The times have changed and the Supreme Court has ruled. Against the timeless understanding of marriage as between a man and a woman and the Church’s own magisterial authority, Renkl quotes the Holy Writ of Obergefell: “The right to marry is a fundamental right inherent in the liberty of the person,” wrote the prophet Justice Anthony Kennedy for the majority, “and under the Due Process and Equal Protection Clauses of the Fourteenth Amendment couples of the same sex may not be deprived of that right and that liberty.”

This decision, she argues, is much more than the morally-neutral finding of a court in a case about qualified parties to a civil contract. It is an imperative for Christians to “defend” the “moral and spiritual equality” of same-sex marriage against the close-minded and persecutory tenets of their own faith. Thanks to Kennedy’s new commandment, “Christian believers too have the opportunity to become something greater than once they were.”

Renkl unironically condemns the Church’s “current brand of pastoral authoritarianism” as she insists that her values become its values. Her conscience is free and fully formed, we must see, and cloaked in the invincible armor of a Supreme Court decision, whose orthodoxy is far better than timeless—it is relative.
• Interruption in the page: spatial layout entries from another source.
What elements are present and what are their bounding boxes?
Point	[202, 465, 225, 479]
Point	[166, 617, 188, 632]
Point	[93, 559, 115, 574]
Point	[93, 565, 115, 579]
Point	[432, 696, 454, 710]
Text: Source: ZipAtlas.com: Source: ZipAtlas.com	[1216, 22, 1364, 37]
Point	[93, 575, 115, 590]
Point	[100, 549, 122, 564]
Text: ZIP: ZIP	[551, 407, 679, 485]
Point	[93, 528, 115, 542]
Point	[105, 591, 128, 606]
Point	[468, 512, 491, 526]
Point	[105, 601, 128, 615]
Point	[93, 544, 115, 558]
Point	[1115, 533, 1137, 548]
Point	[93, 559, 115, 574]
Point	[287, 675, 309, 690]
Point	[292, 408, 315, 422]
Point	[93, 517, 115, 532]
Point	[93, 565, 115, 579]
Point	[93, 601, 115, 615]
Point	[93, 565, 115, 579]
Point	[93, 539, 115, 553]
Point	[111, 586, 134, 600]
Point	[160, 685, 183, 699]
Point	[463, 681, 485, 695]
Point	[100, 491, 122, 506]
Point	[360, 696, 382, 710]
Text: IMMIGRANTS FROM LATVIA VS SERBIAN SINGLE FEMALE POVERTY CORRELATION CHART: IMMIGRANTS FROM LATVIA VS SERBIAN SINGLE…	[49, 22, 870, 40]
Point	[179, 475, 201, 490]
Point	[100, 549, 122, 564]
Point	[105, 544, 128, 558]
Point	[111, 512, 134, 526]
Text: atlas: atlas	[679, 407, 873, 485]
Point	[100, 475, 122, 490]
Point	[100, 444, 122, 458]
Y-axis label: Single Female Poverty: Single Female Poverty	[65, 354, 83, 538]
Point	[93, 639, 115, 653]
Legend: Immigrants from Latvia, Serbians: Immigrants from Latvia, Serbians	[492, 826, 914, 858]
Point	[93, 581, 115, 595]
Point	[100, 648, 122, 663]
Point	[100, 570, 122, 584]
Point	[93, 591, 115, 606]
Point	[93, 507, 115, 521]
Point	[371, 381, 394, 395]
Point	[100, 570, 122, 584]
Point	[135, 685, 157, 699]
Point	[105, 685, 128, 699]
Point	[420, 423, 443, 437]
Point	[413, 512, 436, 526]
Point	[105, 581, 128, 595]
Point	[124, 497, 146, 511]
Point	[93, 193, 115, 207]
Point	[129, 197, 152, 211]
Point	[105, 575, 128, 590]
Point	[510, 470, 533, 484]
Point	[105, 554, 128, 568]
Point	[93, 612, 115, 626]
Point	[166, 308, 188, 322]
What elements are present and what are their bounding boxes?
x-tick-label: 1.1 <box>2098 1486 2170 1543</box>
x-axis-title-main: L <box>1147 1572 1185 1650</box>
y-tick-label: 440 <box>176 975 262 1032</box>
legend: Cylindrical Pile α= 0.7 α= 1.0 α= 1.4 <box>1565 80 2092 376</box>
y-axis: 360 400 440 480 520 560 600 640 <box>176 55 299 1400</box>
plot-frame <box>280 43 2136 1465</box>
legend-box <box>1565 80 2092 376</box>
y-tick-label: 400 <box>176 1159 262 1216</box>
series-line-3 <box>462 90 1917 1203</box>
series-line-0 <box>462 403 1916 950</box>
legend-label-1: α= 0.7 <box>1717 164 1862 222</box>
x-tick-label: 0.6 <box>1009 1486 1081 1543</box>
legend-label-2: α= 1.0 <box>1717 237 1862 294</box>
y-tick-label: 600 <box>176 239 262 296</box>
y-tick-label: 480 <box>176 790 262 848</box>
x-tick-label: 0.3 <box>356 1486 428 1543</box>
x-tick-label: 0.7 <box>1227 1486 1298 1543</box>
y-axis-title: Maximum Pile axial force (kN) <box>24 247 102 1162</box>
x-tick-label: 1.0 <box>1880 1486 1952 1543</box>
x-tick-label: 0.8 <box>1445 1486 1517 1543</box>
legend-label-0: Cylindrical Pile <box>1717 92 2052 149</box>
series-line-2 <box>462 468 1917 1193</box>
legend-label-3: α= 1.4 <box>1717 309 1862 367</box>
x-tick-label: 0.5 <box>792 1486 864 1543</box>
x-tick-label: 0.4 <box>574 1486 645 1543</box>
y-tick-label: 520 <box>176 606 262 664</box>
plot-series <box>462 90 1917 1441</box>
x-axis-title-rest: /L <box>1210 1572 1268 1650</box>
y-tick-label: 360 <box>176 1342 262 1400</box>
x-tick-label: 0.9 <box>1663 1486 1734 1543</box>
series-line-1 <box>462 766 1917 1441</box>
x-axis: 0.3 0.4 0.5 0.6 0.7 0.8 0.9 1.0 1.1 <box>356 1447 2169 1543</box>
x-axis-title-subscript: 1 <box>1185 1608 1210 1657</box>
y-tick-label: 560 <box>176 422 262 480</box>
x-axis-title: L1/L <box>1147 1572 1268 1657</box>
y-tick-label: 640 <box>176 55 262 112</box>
Unmoored from concepts like Natural Law—which provided a common societal bedrock in previous centuries—the true, the good, and the right are now adrift, blown by the ever-stronger winds of legal positivism into whatever harbor awaits them. For a growing number of people, the Supreme Court’s decisions now make moral truths. Going beyond protection of common freedoms, they define the goods that underpin them.

Much ink has been spilled of late on the notion of the common good as the first orientation of society. Conservatives are divided by the subject, with many keeping faith that the supposedly neutral liberal order can protect the freedoms of all, whatever the prevailing cultural winds.

Those on the march with Renkl, on the other hand, have no doubts—there is a higher good, and it is shaped and defined by the courts. Freedom is a zero-sum equation: Those who dispute or dissent are not coequal members of a society that values diversity of opinion, they are obstacles to progress, hypocrites against love. They are heretics.

Some have observed that “liberalism is liturgical,” and the annual liturgy of Pride illustrates the point well. But liberalism is, above all, magisterial. The Pride marchers do not want, nor do they intend to stop at, mere freedom or equality. What they would command is what the Church rightfully claims for its own teachings: the religious submission of intellect and will. According to the new progressive orthodoxy, every knee must bend. The recognition of civil authority matters because it can shape the permissive into the coercive: Obergefell is not just law, it is moral doctrine.

It is not enough that the White House be bathed in a rainbow; until the Pride flag flies from St. Patrick’s Cathedral, the struggle goes on.